Konsep usaha trickle down effect, korporasi besar yang diharapkan dapat meneteskan efek perekonomian pada usaha gurem, ternyata tak terealisasi. Tidak merembes. Bahkan usaha gurem dan kecil, harus bersaing sengit dengan korporasi. Ke-gagal-an trickle down effect, pernah dinyatakan dalam debat Cawapres (2018) oleh KH Ma’ruf Amin.
Kewenangan Pembatalan
Maka wajar pucuk pemerintahan bertekad membuat dua UU yang akan menjadi “induk.” Puluhan regulasi, termasuk Peraturan Pemerintah (PP), Perpres (Peraturan Presiden), dan Permen (Peraturan Menteri) akan terhapus, menyesuaikan dengan paradigma UU “induk.” Ratusan regulasi dibawah UU akan terlikuidasi tahap kedua. Sebelumnya, pemerintah (pusat) telah pernah membatalkan 30-an ribu peraturan tingkat daerah dan tingkat pusat.
Diperkirakan masih sebanyak 42 ribu peraturan di daerah menghambat laju investasi. Pemangkasan regulasi menjadi keniscayaan, disesuaikan kebutuhan zaman. Namun tidak mudah. Antaralain, penetapan MK (Mahkamah Konstitusi) Nomor 56/PUU-XIV/2016, yang mencabut kewenangan Kementerian Dalam Negeri membatalkan Perda. Sehingga presiden sampai perlu meng-gagas kompetisi memangkas peraturan.
Berdasar UU Nomor 23 tahun 2014 tentang Pemerintahan Daerah, setiap daerah memiliki “pabrik” regulasi. Pasal 96 ayat (1) huruf a, dinyatakan DPRD Propinsi memiliki fungsi pembentukan Perda. Dipertegas lagi dalam pasal 97. Bahkan dalam pasal 98 ayat (1), tentang “pabrik” Perda, dinyatakan, “Program pembentukan Perda provinsi memuat daftar urutan dan prioritas rancangan Perda Provinsi yang akan dibuat dalam 1 (satu) tahun anggaran.”
Rata-rata setiap pemerintahan propinsi menghasilan (setidaknya) sebanyak 5 Perda.

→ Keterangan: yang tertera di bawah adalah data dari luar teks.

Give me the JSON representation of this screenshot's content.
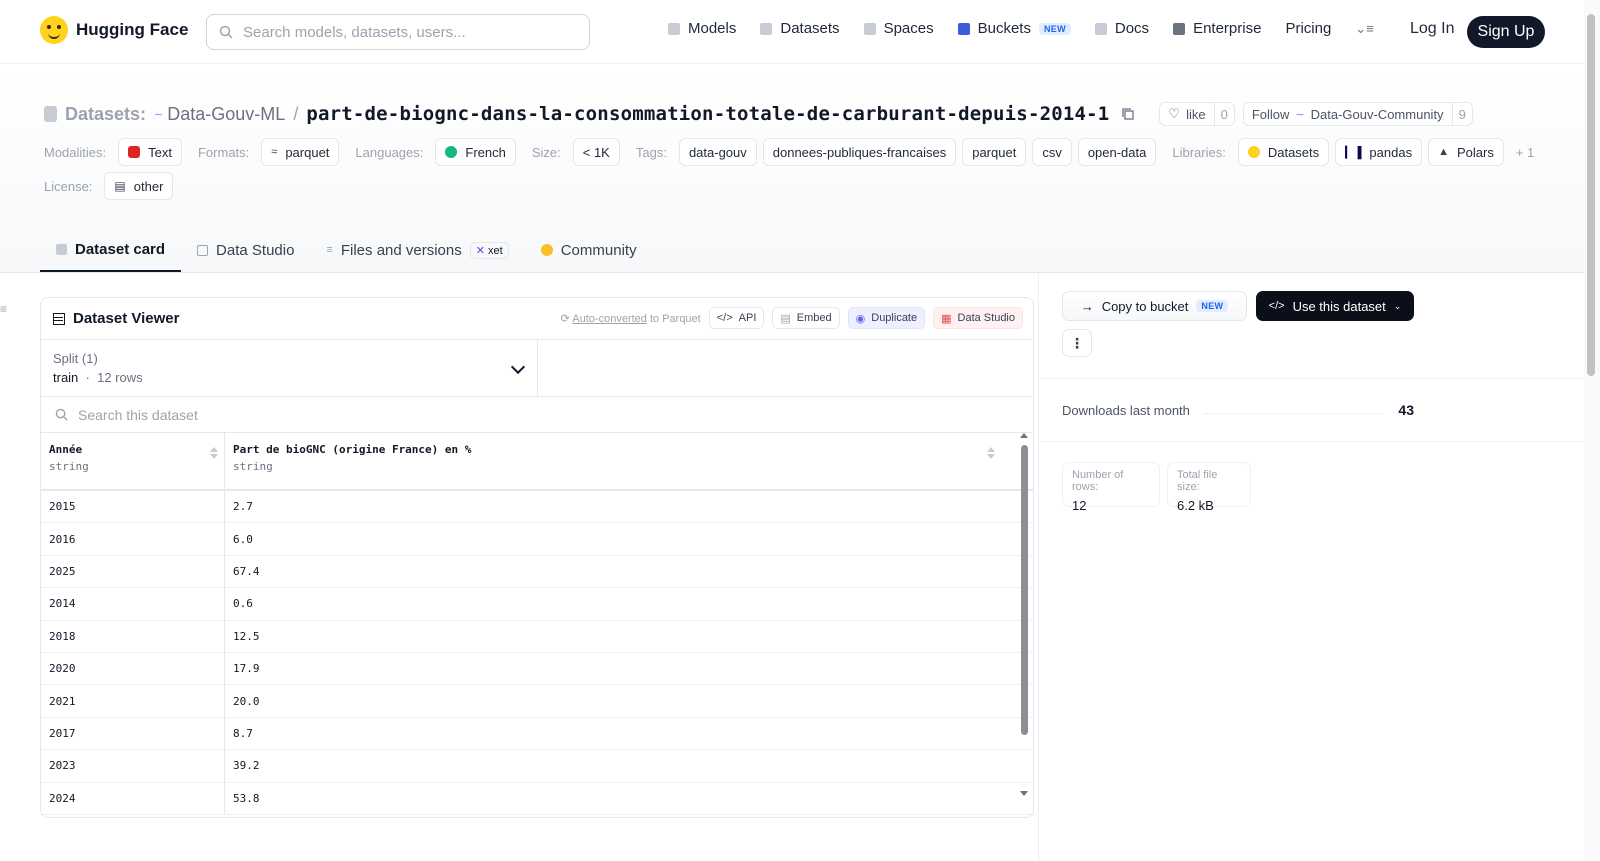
{
  "header": {
    "brand": "Hugging Face",
    "search_placeholder": "Search models, datasets, users...",
    "nav": [
      "Models",
      "Datasets",
      "Spaces",
      "Buckets",
      "Docs",
      "Enterprise",
      "Pricing"
    ],
    "buckets_badge": "NEW",
    "login": "Log In",
    "signup": "Sign Up"
  },
  "title": {
    "section": "Datasets:",
    "org": "Data-Gouv-ML",
    "name": "part-de-biognc-dans-la-consommation-totale-de-carburant-depuis-2014-1",
    "like_label": "like",
    "like_count": "0",
    "follow_label": "Follow",
    "follow_org": "Data-Gouv-Community",
    "follow_count": "9"
  },
  "meta": {
    "modalities_label": "Modalities:",
    "modality": "Text",
    "formats_label": "Formats:",
    "format": "parquet",
    "languages_label": "Languages:",
    "language": "French",
    "size_label": "Size:",
    "size": "< 1K",
    "tags_label": "Tags:",
    "tags": [
      "data-gouv",
      "donnees-publiques-francaises",
      "parquet",
      "csv",
      "open-data"
    ],
    "libraries_label": "Libraries:",
    "libraries": [
      "Datasets",
      "pandas",
      "Polars"
    ],
    "libraries_more": "+ 1",
    "license_label": "License:",
    "license": "other"
  },
  "tabs": {
    "dataset_card": "Dataset card",
    "data_studio": "Data Studio",
    "files": "Files and versions",
    "xet": "xet",
    "community": "Community"
  },
  "viewer": {
    "title": "Dataset Viewer",
    "auto_converted": "Auto-converted",
    "to_parquet": "to Parquet",
    "api": "API",
    "embed": "Embed",
    "duplicate": "Duplicate",
    "data_studio": "Data Studio",
    "split_label": "Split (1)",
    "split_name": "train",
    "split_rows": "12 rows",
    "search_placeholder": "Search this dataset",
    "columns": [
      {
        "name": "Année",
        "type": "string"
      },
      {
        "name": "Part de bioGNC (origine France) en %",
        "type": "string"
      }
    ],
    "rows": [
      [
        "2015",
        "2.7"
      ],
      [
        "2016",
        "6.0"
      ],
      [
        "2025",
        "67.4"
      ],
      [
        "2014",
        "0.6"
      ],
      [
        "2018",
        "12.5"
      ],
      [
        "2020",
        "17.9"
      ],
      [
        "2021",
        "20.0"
      ],
      [
        "2017",
        "8.7"
      ],
      [
        "2023",
        "39.2"
      ],
      [
        "2024",
        "53.8"
      ]
    ]
  },
  "sidebar": {
    "copy_to_bucket": "Copy to bucket",
    "copy_badge": "NEW",
    "use_dataset": "Use this dataset",
    "downloads_label": "Downloads last month",
    "downloads": "43",
    "rows_label": "Number of rows:",
    "rows_value": "12",
    "filesize_label": "Total file size:",
    "filesize_value": "6.2 kB"
  }
}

Sedangkan di tingkat kabupaten dan kota, menghasilkan 4 Perda. Seluruh Perda, wajib pula memiliki regulasi turunan, berupa Perkada (Peraturan Kepala Daerah). Perkada, diperlukan sebagai detail teknis dan penjabaran Perda. Harus diakui pula, pembahasan Rancangan Perda menjadi salahsatu pundi-pundi penghasilan anggota DPRD.

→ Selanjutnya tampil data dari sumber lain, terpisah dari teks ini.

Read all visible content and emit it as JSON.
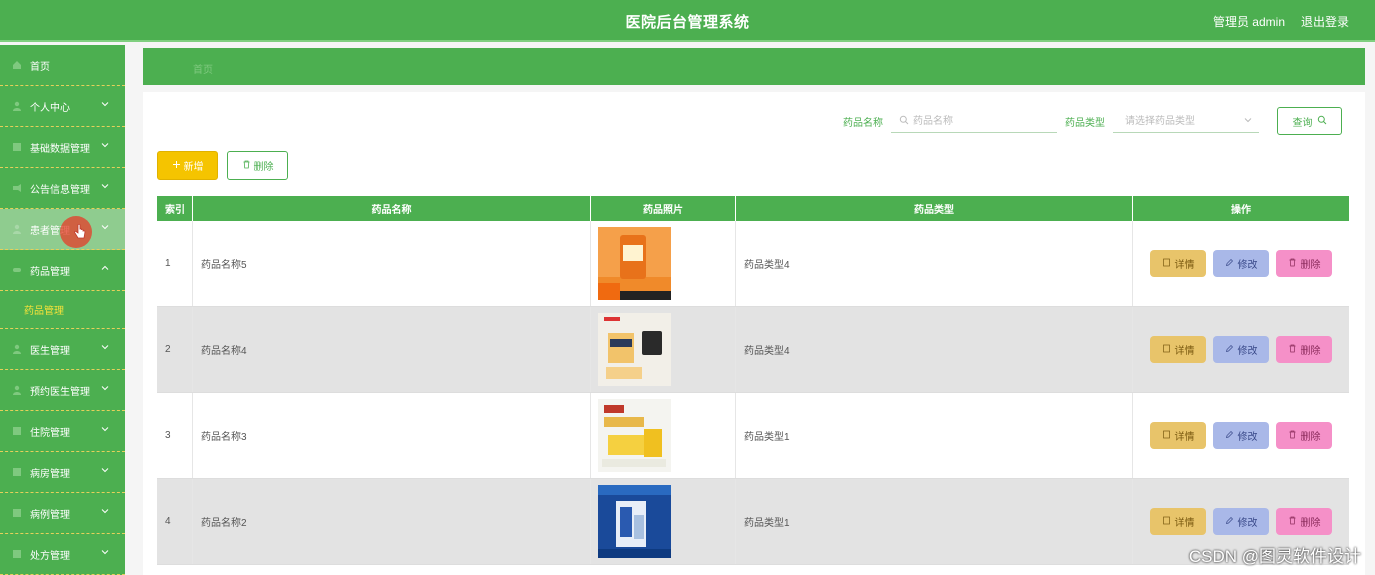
{
  "header": {
    "title": "医院后台管理系统",
    "admin_label": "管理员 admin",
    "logout_label": "退出登录"
  },
  "sidebar": {
    "items": [
      {
        "label": "首页",
        "icon": "home-icon"
      },
      {
        "label": "个人中心",
        "icon": "user-icon"
      },
      {
        "label": "基础数据管理",
        "icon": "data-icon"
      },
      {
        "label": "公告信息管理",
        "icon": "notice-icon"
      },
      {
        "label": "患者管理",
        "icon": "patient-icon"
      },
      {
        "label": "药品管理",
        "icon": "drug-icon"
      },
      {
        "label": "医生管理",
        "icon": "doctor-icon"
      },
      {
        "label": "预约医生管理",
        "icon": "appointment-icon"
      },
      {
        "label": "住院管理",
        "icon": "hospital-icon"
      },
      {
        "label": "病房管理",
        "icon": "ward-icon"
      },
      {
        "label": "病例管理",
        "icon": "case-icon"
      },
      {
        "label": "处方管理",
        "icon": "prescription-icon"
      }
    ],
    "submenu": {
      "label": "药品管理"
    }
  },
  "breadcrumb": {
    "current": "首页"
  },
  "search": {
    "name_label": "药品名称",
    "name_placeholder": "药品名称",
    "type_label": "药品类型",
    "type_placeholder": "请选择药品类型",
    "query_label": "查询"
  },
  "actions": {
    "add_label": "新增",
    "delete_label": "删除"
  },
  "table": {
    "columns": [
      "索引",
      "药品名称",
      "药品照片",
      "药品类型",
      "操作"
    ],
    "op_detail": "详情",
    "op_edit": "修改",
    "op_delete": "删除",
    "rows": [
      {
        "index": "1",
        "name": "药品名称5",
        "type": "药品类型4"
      },
      {
        "index": "2",
        "name": "药品名称4",
        "type": "药品类型4"
      },
      {
        "index": "3",
        "name": "药品名称3",
        "type": "药品类型1"
      },
      {
        "index": "4",
        "name": "药品名称2",
        "type": "药品类型1"
      }
    ]
  },
  "watermark": "CSDN @图灵软件设计",
  "colors": {
    "primary": "#4caf50",
    "accent_yellow": "#f5c400",
    "detail_btn": "#e8c46a",
    "edit_btn": "#a9b8e8",
    "delete_btn": "#f590c8"
  }
}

“Saya tahu, di dalam kunker itu ada apanya, di dalam studi banding itu ada apanya, saya ngerti,” begitu sindir Presiden. Karena setiap Rancangan Perda selalu ber-implikasi pada kunker kalangan eksekutif (Pemerintah Daerah), dan DPRD. Tiada Raperda tanpa kunker. Setidaknya berupa kunker studi banding ke daerah lain. Beberapa kali dilakukan kunker (Kunjungan kerja) pada setiap penerbitan Perda. Termasuk konsultasi ke pemerintah pusat (Kementerian terkait).

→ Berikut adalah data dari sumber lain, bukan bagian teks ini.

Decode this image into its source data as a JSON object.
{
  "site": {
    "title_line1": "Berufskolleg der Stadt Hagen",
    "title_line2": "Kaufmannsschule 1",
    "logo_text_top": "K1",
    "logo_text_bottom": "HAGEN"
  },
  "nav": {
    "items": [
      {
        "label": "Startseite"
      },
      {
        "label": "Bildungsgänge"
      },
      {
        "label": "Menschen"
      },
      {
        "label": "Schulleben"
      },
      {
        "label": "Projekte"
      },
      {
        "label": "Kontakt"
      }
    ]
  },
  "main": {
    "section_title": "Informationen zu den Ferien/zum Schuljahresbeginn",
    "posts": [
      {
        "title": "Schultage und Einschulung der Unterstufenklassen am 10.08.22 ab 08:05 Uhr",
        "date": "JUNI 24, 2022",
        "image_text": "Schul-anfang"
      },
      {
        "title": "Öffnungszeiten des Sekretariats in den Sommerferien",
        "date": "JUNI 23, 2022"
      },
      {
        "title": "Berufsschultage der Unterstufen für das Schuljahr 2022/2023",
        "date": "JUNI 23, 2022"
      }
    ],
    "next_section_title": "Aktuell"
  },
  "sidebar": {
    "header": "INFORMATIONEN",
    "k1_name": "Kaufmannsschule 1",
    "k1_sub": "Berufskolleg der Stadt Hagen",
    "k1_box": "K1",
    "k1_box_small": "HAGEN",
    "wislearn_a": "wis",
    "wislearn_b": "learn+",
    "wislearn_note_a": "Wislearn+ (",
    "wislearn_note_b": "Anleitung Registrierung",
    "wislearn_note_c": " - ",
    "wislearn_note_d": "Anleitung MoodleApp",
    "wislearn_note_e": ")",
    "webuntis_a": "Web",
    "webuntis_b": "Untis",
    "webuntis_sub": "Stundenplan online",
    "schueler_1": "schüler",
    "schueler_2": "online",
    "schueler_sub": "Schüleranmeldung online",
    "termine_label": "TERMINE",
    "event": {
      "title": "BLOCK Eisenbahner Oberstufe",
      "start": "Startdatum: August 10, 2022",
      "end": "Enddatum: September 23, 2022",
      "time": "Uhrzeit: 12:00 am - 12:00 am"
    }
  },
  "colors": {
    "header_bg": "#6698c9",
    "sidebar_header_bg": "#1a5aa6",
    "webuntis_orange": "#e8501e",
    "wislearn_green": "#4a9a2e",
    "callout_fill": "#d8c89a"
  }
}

Bahkan banyak kunker ke luar negeri dilakukan kalangan DPRD. Bagai pepatah, “banyak Perda banyak rezeki.” Tiada yang dapat meng-halangi pula, karena menjadi hak dasar DPRD. Pada pemerintahan pusat, pembuatan UU merupakan amanat UUD pasal 20A ayat (1). Amanat ini diperkuat lagi pada UUD pasal 18 ayat (6), bahwa DPRD berhak menetapkan Perda dan peraturan lain untuk melaksanakan otonomi dan tugas pembantuan.
Maka, memangkas UU, PP, Permen, Perda dan Perkada, tidak mudah. Karena berkait dengan amanat konstitusi. Sekaligus penghasilan eksekutif, dan anggota legislatif. Boleh jadi, diperlukan tambahan penghasilan anggota DPR dan DPRD. Memangkas regulasi dilakukan kemudian.